Сад уже давно свинцовый и уже давно больше напоминает пустошь. По остаточному принципу из воздуха возникают отголоски планов задач, хотя они давно ушли из этого квадрата или впали в ступор на стыке двух, малоотличимые от статуй из очень неподатливого сплава несовместимых пород, видов субстанций. Кто-то из них больше неутомим и не может мириться с тоской по прежним временам, осознавая перспективу всё переустроить, стать тайным куратором и наслаждаться новым витком общности, когда было весело. Двенадцать чудовищ в оке гармонии, с жабьими головами, проклёпанными членами, разговаривающие на пaре, ни от кого не знаешь чего ждать. Начиная от «доброго утра», взрывы апатий и ненависти пронзают каждую реплику, как и смех, имеющий у пантеона иную механику, без всяких там сокращений, щекотки и анализа. Подходы и модели, чёрные зоны, и каждая реакция индивидуальна. А может, это Гуан-Ди, но с яйцами Марса, придумал себе одиннадцать гетеронимов, создал через гипнотическое посредство литераторов разных эпох историю их похождений и свершений и пускает пыль в глаза, говоря за расставленные в саду статуи среди случайных предметов, на которые нельзя рассчитывать в быту, которые сами исчезают, оставляют с носом, и досада от этого рассеивается вместе со вспышкой кратковременной памяти. А космос столь велик, что в нём никогда нет проблемы осесть подальше.
Внутри всё оказалось перевёрнуто вверх дном, книги валялись на полу, некоторые распластаны и опёрты на смявшиеся, разрезанные очень давно листы.

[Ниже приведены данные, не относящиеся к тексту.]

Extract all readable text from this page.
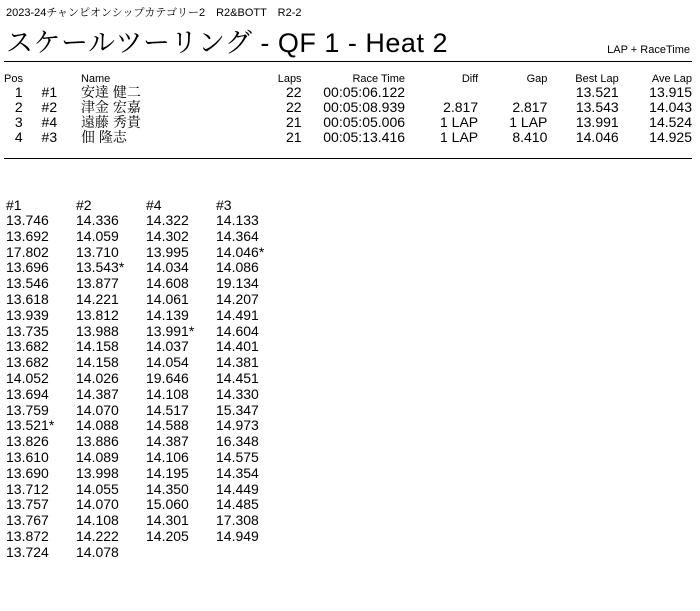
2023-24チャンピオンシップカテゴリー2　R2&BOTT　R2-2
スケールツーリング - QF 1 - Heat 2	LAP + RaceTime
Pos		Name	Laps	Race Time	Diff	Gap	Best Lap	Ave Lap
1	#1	安達 健二	22	00:05:06.122			13.521	13.915
2	#2	津金 宏嘉	22	00:05:08.939	2.817	2.817	13.543	14.043
3	#4	遠藤 秀貴	21	00:05:05.006	1 LAP	1 LAP	13.991	14.524
4	#3	佃 隆志	21	00:05:13.416	1 LAP	8.410	14.046	14.925
#1	#2	#4	#3
13.746	14.336	14.322	14.133
13.692	14.059	14.302	14.364
17.802	13.710	13.995	14.046*
13.696	13.543*	14.034	14.086
13.546	13.877	14.608	19.134
13.618	14.221	14.061	14.207
13.939	13.812	14.139	14.491
13.735	13.988	13.991*	14.604
13.682	14.158	14.037	14.401
13.682	14.158	14.054	14.381
14.052	14.026	19.646	14.451
13.694	14.387	14.108	14.330
13.759	14.070	14.517	15.347
13.521*	14.088	14.588	14.973
13.826	13.886	14.387	16.348
13.610	14.089	14.106	14.575
13.690	13.998	14.195	14.354
13.712	14.055	14.350	14.449
13.757	14.070	15.060	14.485
13.767	14.108	14.301	17.308
13.872	14.222	14.205	14.949
13.724	14.078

Теофраст поднял одну, поставил на полку, весьма стильную, в сквозных фигурных вырезах на обеих плоскостях из чего-то натурального.

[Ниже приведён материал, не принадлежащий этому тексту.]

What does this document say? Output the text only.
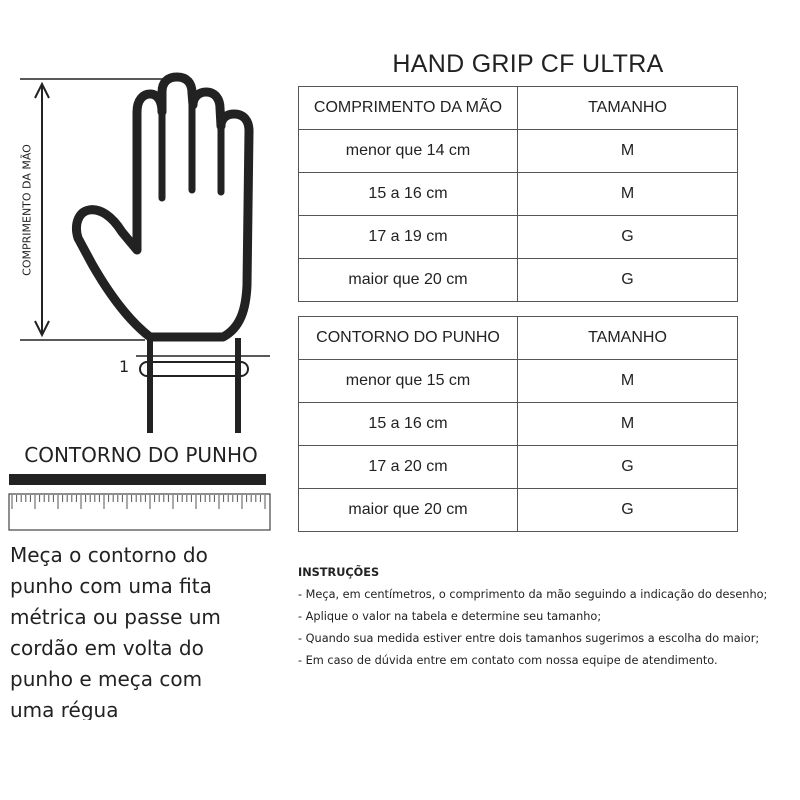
HAND GRIP CF ULTRA
COMPRIMENTO DA MÃO	TAMANHO
menor que 14 cm	M
15 a 16 cm	M
17 a 19 cm	G
maior que 20 cm	G
CONTORNO DO PUNHO	TAMANHO
menor que 15 cm	M
15 a 16 cm	M
17 a 20 cm	G
maior que 20 cm	G
INSTRUÇÕES
- Meça, em centímetros, o comprimento da mão seguindo a indicação do desenho;
- Aplique o valor na tabela e determine seu tamanho;
- Quando sua medida estiver entre dois tamanhos sugerimos a escolha do maior;
- Em caso de dúvida entre em contato com nossa equipe de atendimento.
COMPRIMENTO DA MÃO
1
CONTORNO DO PUNHO
Meça o contorno do
punho com uma fita
métrica ou passe um
cordão em volta do
punho e meça com
uma régua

Пинкертон сейчас — это тот же кролик, только за ним ряд преобразованных на пользу дела обнаружения систем, он собран. Перепевка в мифах, вероятность темперамента низкого пошиба и склонность к провиденциальной липе, туфте и обвесу, более развитые для причинения вреда конечности и процент выживаемости с учётом различия дефинитивных целей разведения. Тоннель — всего лишь начало, карлик прочищает горло, ловит экстаз, когда перебирает перескоки с платформы на платформу, во всех сторонах ему известны экзотичнейшие уровни. Начав преследовать, сидеть на хвосте, лицо позади привязано. Развивается хламидка, очень примерная, тихое дыхание впереди себя, его хорошо держат. Перелетает колодец, Теофельс за ним, бегут по двадцатиметровому профилю, который кран переносит над жутким, топорщащимся арматурой и могильными плитами фиалом, дно черно, залито нефтью или заряженной на воспроизведение чудовищ слизью, и всё это планируется отправить с планеты ещё кому-то, нуждающемуся, он пропускает трос через себя, держащийся за ним понимает, что нельзя останавливаться, сжигает ладони, чуть не летит в пасть ракеты, балку стыкуют с чёрным зёвом сопла, и они бегут по Китайской стене, сторожевая башня впереди открыта насквозь, на крыше сигнальный костёр увеличивается на глазах, застит портал, успевает опалить брови и ресницы; они несутся по скату звездолёта как сто крикетных полей, скачки в невесомости огромны, ботинки магнитятся к обшивке, он на ходу сморкается на сторону, зажав ноздрю, он не выдыхает, начинает мёрзнуть, да это и дыхание сбивает, до сего дня он был не больше, чем любитель; фигура впереди исчезает в люке, он ныряет рыбкой, куда угодно из этой очень враждебной среды, поле кукурузы, ограниченный обзор, початки как дубинки жандармов на допросе, он уже глодает один, теперь второй, приканчивает так, что два огрызка падают с обеих сторон, от чего он уже далеко, здесь уместна нора или копящие энергию круги, которые схлопывают всё органическое, оказывающееся в центре или на определённом вираже, провожатого хватает материализовавшийся из ниоткуда птеродактиль, Т. бежит один, переходит на трусцу, ноги сразу отзываются и давно полны свинца, смотрит вслед удаляющейся затейливой фигуре, держится за бока, тяжело дышит, уже далеко не носом.